The crane and the track probably need a bit of a refurbishment, but overall, it looks in reasonable condition.

If you sell nuclear as zero-carbon, rail is the easiest way to ensure zero-carbon delivery of modules.

The standard loading gauge in the UK is W10, which is 2.9 metres high and 2.5 metres wide.

  • A standard twenty-foot container is six metres long, which must help.
  • W10 gauge allows the transport of standard Hi-Cube shipping containers, which are 9 ft 6 in. high, on flat rail wagons.
  • If the modules can fit into Hi-Cube shipping containers, this would make transport easier everywhere, as all ports and railways can handle these containers.

Would it be possible to fit all components into this relatively small space?

It could be difficult, but I suspect it is possible to achieve, as it would make the reactors easier to sell.

  • Sites would only need to be able to receive Hi-Cube shipping containers.
  • These could be trucked in from a nearby railhead.
  • Containers on a railway are a very secure way of transporting goods.
  • Rolls-Royce has masses of experience in shipping large turbofan engines in standard shipping containers. Some are shipped in very carefully controlled air conditions to minimise damage.
  • Hi-Cube shipping containers can go through the Channel Tunnel.

I am fairly sure, that Rolls-Royce are designing the power station, so that it fits into a number of Hi-Cube shipping containers. It would give other advantages.

  • Smaller components would probably speed up assembly.
  • Smaller components may also mean that smaller cranes could be used for assembly.

There may need to be some gauge enhancement to be able to access some sites in the UK.

  • This article on Rail Engineer, is entitled Showing Your Gauge, and it details how gauge is being enhanced to W10 and W12 in the UK.
  • Network Rail have also published a map, which shows where W10 gauge is possible. Click here to view.

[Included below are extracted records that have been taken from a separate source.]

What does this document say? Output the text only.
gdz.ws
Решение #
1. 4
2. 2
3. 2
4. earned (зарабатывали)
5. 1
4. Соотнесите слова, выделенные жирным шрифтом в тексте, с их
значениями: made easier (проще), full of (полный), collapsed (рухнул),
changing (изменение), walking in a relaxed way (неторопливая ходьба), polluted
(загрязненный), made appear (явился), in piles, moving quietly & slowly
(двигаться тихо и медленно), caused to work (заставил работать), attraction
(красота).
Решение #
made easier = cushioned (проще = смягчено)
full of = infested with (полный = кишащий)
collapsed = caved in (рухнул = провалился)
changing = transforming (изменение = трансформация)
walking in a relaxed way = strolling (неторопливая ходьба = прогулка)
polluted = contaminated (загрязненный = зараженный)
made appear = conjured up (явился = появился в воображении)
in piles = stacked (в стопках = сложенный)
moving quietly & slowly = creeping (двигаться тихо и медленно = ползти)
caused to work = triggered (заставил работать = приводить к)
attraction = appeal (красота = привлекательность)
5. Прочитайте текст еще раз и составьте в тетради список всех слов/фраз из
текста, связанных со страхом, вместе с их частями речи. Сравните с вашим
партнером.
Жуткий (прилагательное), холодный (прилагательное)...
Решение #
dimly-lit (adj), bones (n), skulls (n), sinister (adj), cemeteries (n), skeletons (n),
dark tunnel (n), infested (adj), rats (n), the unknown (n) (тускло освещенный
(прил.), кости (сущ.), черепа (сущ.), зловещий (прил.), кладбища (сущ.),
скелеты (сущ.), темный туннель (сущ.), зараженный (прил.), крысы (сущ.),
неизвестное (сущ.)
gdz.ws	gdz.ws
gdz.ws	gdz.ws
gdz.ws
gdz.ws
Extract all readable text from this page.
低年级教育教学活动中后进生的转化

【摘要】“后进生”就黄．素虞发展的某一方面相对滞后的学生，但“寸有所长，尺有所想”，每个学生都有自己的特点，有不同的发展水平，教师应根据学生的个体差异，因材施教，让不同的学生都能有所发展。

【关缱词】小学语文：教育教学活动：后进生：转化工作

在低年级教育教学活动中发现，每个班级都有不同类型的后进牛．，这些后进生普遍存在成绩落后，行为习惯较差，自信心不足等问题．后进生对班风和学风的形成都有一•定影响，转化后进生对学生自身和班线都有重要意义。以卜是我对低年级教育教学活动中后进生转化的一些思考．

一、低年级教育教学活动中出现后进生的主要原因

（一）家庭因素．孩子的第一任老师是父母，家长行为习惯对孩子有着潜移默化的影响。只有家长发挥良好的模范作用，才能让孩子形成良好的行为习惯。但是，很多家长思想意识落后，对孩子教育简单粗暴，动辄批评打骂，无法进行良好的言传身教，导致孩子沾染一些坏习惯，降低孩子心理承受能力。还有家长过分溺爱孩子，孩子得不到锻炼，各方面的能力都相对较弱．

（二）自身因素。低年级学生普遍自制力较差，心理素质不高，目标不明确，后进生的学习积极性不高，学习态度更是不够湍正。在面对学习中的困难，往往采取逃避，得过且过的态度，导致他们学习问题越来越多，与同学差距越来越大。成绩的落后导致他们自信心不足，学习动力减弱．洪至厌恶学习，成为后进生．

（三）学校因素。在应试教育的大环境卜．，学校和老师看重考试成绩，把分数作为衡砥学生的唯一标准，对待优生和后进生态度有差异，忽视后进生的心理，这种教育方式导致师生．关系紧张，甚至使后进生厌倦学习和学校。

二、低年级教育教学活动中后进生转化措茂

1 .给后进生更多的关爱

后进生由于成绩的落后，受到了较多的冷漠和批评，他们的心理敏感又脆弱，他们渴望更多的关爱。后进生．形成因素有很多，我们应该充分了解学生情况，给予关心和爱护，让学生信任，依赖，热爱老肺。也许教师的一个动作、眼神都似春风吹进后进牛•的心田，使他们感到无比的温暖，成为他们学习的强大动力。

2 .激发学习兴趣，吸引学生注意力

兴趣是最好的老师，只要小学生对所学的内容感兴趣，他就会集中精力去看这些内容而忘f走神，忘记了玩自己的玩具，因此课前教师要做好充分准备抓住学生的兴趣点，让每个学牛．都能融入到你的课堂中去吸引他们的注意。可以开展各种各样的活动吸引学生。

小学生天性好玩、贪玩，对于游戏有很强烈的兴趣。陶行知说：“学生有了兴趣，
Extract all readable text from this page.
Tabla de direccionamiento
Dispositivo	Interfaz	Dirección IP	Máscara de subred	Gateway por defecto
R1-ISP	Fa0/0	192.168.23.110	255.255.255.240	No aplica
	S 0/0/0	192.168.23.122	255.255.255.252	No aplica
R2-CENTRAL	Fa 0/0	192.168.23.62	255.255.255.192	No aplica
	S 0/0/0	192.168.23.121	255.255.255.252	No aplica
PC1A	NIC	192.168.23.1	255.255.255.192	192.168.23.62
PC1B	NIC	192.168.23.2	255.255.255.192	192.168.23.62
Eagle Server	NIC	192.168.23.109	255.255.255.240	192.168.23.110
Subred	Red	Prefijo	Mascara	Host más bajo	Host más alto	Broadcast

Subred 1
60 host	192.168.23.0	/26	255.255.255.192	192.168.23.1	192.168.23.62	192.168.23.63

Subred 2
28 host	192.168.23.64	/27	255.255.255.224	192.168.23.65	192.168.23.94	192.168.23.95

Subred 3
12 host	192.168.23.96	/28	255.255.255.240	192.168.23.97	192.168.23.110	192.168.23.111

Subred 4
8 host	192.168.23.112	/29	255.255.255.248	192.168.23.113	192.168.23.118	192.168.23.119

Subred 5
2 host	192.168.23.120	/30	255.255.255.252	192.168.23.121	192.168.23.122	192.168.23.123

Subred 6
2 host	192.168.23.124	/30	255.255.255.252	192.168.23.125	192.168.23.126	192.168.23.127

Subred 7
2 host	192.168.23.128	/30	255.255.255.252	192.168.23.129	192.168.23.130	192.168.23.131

I am fairly certain, that most railways in the world can handle Hi-Cube shipping containers.

Availability Of Staff

Rolls-Royce will obviously opt for a place, where there is good availability of staff.

Conclusion

I feel that any of the sites mentioned could be the ideal place for the factory.

If I had to have a bet, I’d put it the factory at Stallingborough in Lincolnshire.

  • It is close to the Zero Carbon Humber energy and hydrogen hub.
  • There is plenty of space.
  • There is a rail connection.
  • It is close to the Port of Immingham.
  • It is close to British Steel at Scunthorpe.

It is also not that far from Derby by road or rail.